“Do you know what to do when you’re on your own? Do you know what to do when you’re on your own again?” Fear of Men singer/guitarist Jessica Weiss wonders in “Seer,” the opening track on Early Fragments. This nine-track album is a collection of the singles and cassette releases that made the indie pop quartet one of Britain’s most blogged about bands of 2012.
Combining lush, dreamy vocals with lyrics influenced by Anaïs Nin and Sigmund Freud, the London and Brighton-based band sounds like the Cranberries in the midst of an existential crisis. Their first-ever single, “Ritual Confession,” was inspired by letters between Jean Paul Sartre and Simone de Beauvoir, while “Green Sea” references the Greek myth of Prometheus, or perhaps Percy Bysshe Shelley’s Prometheus Unbound (Opening lyrics: “Fall asleep in the green / Under the waves / Til the birds steal the liver I grew.”)
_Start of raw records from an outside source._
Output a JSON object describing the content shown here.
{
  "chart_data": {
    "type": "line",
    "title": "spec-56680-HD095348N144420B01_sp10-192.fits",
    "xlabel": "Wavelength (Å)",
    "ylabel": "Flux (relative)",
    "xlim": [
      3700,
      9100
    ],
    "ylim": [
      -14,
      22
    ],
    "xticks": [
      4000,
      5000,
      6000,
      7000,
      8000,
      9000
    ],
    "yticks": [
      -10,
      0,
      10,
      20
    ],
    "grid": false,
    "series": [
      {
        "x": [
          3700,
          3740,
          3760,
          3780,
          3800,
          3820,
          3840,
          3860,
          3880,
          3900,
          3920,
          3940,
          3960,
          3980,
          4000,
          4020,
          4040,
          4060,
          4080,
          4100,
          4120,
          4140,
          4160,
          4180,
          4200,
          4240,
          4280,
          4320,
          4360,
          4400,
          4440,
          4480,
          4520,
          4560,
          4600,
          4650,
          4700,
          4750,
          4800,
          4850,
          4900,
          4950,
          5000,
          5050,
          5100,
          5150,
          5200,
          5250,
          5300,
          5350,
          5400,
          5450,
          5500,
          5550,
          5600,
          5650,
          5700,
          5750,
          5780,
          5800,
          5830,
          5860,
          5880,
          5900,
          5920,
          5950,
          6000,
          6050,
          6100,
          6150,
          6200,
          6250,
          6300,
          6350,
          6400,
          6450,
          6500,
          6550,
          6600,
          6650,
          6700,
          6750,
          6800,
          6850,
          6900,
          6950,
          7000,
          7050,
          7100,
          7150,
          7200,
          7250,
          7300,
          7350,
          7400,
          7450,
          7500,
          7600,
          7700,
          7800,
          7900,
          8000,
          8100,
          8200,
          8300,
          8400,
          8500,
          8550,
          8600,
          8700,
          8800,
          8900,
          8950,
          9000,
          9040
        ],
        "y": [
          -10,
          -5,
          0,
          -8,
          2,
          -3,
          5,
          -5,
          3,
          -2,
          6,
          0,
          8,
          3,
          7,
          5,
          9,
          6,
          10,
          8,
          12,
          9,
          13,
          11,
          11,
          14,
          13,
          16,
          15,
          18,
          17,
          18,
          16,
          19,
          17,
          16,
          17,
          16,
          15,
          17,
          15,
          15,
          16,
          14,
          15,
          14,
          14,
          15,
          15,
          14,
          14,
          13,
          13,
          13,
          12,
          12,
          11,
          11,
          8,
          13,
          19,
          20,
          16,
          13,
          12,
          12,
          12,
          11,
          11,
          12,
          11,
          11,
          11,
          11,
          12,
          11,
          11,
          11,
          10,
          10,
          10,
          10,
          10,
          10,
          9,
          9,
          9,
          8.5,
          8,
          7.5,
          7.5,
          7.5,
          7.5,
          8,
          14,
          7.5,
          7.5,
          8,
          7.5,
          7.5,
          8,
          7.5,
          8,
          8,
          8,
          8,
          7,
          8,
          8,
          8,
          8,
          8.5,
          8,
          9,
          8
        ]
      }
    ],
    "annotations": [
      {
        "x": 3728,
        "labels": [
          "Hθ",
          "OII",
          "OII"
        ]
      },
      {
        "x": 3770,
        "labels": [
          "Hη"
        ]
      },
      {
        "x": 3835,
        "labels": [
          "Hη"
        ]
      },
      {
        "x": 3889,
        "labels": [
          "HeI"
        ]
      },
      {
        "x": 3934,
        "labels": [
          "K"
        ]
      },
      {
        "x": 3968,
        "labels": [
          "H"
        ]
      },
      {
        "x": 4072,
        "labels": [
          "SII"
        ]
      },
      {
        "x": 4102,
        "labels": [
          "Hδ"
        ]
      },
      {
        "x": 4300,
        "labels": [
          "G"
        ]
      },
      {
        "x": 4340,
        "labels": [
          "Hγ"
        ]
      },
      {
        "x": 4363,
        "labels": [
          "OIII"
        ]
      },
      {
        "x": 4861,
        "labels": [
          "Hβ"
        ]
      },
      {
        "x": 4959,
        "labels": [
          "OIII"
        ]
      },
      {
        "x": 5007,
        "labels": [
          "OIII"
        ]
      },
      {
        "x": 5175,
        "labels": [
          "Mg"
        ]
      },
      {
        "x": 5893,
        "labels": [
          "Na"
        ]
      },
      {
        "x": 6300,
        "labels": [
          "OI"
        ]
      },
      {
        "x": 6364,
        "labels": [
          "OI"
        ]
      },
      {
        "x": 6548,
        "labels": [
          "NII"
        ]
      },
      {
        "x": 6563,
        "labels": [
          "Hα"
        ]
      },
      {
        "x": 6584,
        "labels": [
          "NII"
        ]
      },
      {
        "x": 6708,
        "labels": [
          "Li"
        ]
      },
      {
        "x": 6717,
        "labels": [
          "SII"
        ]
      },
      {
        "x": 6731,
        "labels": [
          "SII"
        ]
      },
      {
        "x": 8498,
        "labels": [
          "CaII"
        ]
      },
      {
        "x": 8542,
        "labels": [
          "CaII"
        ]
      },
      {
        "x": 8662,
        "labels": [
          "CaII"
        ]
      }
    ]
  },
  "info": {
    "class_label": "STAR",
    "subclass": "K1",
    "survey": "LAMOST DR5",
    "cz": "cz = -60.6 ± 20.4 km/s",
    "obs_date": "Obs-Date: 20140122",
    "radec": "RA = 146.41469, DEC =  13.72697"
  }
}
You won’t be surprised to learn that Fear of Men began as an art student project. The band formed in 2011 as an extension of the ambient soundtrack recordings Weiss made for her short films. She met guitarist and fellow art student Daniel Falvey when he came to one of her exhibitions, and they were soon joined by Alex Flynn-O’Neill on bass and Michael Miles on drums. (You read that right – despite the name and Weiss’ vocals, Fear of Men is 50% male.)
Even if their lyrics didn’t give them away, Fear of Men has made no attempt to disguise its intellectual background. In between links to their surrealistic music videos and latest gigs, Fear of Men’s Twitter and Tumblr pages contain ephemera like quotes from Edgar Allan Poe and Sylvia Plath, a photo of a Yoko Ono art piece, a YouTube video of a Philip Larkin poem, and shorter-than-short Tweets like “Visiting Basquiat’s grave.”
And let’s talk about those videos. There are three of them, each a three-minute work of art in its own right. The most recent music video, for “Seer,” shows Weiss as a beekeeper in a sunny wasteland, looking like a lonesome astronaut in her white coveralls and veiled beekeeper’s hat.
Their name, background, and videos all hint that there’s something special here, but above all, what sets Fear of Men apart is their haunting lyrics. Darkly poetic and unsettling, the lyrics dwell on birth, death, sex, and spirituality, even when the melody is a little more lighthearted. “I remember being born / I remember when I die,” Weiss chirps in the upbeat, almost-danceable “Born.”
Fear of Men recently crossed the pond for the first time to play nine sets at SXSW, as well as shows in Monterrey, Mexico and New York. There’s a proper debut album in the works, so make sure you pick up Early Fragments now.